Carmel considers raising utility rates
Carmel Mayor Jim Brainard is asking the Carmel City Council to consider raising utility rates by as much as 10 percent next year as a result of a “revenue shortfall.”
Brainard said the rate was set too low last time and a rainy summer – which means less irrigation – has led to lower than expected revenue. He said debt associated with the city’s water and sewer system has been paid on time, but the lack of revenue has worried bond raters, causing a reduction in the Standard & Poor’s bond rating. The current rate is about $25 per household and Brainard is suggesting, “a dollar or two more.”
“Our base rates are half of what all our neighbors are, including Indianapolis,” he said. “When our rates were adjusted for inflation a couple years ago, we went to great lengths with outside fiscal advisors to determine the rate. But the council, without any input by a fiscal advisor, arbitrarily lowered the base rate from what we asked for.”

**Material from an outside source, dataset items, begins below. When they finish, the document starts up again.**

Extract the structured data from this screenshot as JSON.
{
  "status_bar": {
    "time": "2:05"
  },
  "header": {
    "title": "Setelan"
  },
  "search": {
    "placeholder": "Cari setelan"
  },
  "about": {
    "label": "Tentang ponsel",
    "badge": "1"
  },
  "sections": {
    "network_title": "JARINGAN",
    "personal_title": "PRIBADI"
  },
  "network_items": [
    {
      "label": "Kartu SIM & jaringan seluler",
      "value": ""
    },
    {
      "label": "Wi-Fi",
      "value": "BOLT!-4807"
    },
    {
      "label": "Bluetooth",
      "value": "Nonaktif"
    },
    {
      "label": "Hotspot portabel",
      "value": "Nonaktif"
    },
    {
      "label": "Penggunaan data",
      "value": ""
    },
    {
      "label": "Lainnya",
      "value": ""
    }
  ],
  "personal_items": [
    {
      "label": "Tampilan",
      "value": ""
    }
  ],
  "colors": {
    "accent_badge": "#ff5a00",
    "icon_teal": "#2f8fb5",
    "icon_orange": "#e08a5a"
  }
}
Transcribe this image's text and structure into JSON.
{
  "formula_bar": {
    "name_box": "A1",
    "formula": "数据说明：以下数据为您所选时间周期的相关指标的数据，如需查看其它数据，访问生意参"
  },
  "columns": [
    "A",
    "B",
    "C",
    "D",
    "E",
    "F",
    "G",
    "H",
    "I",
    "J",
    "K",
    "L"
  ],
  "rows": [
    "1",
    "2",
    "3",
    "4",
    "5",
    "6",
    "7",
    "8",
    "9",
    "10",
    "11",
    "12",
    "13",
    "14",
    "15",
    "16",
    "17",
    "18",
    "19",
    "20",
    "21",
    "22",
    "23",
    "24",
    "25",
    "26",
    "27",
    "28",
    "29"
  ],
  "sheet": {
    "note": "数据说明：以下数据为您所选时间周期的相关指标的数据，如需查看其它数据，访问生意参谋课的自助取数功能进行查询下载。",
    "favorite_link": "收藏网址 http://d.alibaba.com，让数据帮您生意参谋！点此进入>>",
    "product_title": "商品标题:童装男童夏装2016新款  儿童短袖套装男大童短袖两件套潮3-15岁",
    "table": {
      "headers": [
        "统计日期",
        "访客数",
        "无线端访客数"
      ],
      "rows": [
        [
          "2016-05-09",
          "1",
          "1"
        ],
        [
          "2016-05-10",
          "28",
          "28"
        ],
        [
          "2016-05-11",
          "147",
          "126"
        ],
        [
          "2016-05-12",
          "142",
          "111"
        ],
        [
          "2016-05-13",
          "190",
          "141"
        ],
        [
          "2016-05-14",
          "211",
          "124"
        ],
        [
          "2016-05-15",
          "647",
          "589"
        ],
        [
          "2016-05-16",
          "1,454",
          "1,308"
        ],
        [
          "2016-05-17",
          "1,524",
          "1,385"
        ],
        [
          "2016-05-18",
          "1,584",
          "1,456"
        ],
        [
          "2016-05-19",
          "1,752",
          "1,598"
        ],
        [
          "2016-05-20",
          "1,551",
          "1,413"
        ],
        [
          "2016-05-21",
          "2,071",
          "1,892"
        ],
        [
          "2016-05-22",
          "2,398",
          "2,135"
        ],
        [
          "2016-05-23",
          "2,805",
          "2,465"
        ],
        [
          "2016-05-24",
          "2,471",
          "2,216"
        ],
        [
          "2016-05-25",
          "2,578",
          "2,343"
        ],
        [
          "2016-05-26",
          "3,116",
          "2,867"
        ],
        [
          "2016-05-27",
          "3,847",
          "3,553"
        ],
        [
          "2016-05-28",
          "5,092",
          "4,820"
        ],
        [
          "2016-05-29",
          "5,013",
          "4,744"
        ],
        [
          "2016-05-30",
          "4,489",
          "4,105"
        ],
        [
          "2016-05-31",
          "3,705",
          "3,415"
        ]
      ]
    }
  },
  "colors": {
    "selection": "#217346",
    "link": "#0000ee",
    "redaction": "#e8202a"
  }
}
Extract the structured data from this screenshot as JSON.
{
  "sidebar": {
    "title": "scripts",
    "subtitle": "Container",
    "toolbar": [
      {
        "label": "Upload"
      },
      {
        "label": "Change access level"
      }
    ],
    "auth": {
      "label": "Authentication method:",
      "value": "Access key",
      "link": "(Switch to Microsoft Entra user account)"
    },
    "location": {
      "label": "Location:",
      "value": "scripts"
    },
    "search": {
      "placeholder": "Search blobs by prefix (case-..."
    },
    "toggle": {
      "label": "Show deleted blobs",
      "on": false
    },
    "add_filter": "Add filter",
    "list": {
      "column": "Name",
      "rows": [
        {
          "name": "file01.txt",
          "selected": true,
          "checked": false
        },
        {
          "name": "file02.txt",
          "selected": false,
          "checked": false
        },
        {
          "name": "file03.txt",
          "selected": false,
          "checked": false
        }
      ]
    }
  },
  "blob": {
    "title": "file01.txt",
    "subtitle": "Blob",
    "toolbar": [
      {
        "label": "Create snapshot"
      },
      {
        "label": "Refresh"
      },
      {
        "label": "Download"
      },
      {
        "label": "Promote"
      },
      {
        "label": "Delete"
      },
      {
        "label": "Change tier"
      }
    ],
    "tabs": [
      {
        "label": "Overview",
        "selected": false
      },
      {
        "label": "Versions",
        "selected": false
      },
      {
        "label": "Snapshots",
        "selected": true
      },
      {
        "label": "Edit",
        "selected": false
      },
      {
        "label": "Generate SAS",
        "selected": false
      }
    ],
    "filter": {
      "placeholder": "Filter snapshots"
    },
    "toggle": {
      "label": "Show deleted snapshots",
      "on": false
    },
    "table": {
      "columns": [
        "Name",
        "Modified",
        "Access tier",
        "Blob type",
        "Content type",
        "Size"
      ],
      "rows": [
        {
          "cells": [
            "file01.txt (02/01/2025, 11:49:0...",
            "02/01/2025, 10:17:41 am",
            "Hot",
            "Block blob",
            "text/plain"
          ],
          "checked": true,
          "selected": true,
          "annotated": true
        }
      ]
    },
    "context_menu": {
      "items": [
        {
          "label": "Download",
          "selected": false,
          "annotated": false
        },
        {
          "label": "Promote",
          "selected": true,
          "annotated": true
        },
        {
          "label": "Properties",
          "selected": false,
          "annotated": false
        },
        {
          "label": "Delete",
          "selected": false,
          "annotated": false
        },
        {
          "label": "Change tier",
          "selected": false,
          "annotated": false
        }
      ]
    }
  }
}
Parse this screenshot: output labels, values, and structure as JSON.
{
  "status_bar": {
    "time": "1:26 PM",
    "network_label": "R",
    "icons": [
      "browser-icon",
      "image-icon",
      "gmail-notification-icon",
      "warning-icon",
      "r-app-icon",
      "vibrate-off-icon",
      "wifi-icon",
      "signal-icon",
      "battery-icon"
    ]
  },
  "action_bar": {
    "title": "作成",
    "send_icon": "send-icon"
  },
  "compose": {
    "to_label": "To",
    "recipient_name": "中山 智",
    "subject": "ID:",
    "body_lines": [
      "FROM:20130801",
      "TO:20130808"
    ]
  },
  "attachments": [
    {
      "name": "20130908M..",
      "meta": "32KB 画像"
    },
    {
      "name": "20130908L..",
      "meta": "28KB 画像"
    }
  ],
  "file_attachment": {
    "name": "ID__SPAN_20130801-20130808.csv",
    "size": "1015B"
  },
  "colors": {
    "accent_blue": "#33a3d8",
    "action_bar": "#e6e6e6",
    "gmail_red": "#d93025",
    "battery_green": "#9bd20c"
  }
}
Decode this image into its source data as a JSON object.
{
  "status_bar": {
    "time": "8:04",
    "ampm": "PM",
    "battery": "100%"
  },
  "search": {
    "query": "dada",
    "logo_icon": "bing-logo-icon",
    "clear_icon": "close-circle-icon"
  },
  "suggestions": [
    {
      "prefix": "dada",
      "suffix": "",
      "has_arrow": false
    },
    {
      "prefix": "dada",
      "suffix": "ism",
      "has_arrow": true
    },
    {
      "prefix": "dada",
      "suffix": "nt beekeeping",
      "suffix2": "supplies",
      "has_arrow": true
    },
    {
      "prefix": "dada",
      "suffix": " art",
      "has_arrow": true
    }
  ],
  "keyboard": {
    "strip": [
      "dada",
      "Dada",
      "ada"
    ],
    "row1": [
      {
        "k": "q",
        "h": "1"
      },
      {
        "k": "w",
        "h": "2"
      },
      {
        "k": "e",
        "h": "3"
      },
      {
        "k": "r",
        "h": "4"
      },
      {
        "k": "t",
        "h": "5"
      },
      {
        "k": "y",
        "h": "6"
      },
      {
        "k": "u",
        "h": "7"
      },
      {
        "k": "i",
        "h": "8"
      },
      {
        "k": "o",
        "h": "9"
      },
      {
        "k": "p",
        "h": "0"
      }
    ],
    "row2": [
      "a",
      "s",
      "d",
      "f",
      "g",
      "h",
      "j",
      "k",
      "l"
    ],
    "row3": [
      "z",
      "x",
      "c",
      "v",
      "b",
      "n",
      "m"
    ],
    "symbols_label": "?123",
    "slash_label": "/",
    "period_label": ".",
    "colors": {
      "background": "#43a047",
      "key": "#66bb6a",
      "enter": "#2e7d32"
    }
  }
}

Council President Rick Sharp said he remembers the situation differently, when the council approved rates in 2011 that went into effect in 2012. Rates have not changed since then.
“That’s just not true,” Sharp said. “There was a great deal of discussion, and that’s been acknowledged by the mayor’s people. It’s just the facts sitting in the way of a good story.”
Sharp said the utility debt should be a concern. There is more than $208 million in outstanding principal and interest in bonds associated with the water and sewer utilities. The bond rating was recently decreased from an A+ rating to BBB for 2012 bonds and from A+ to BBB+ for 2008 bonds. The sewage bonds rating fell from A+ to A-.
“The mayor always says the debt is manageable, whether or not that is true,” Sharp said. “All you have to do is go back and look.”
Brainard said he believes the debt is manageable.
“The rating agency said we need to raise it a little,” he said. “But the debt gets paid, and it gets paid first. We have cash and we have reserves. If we get that base rate up a dollar or two, we’ll be fine even in wetter years.”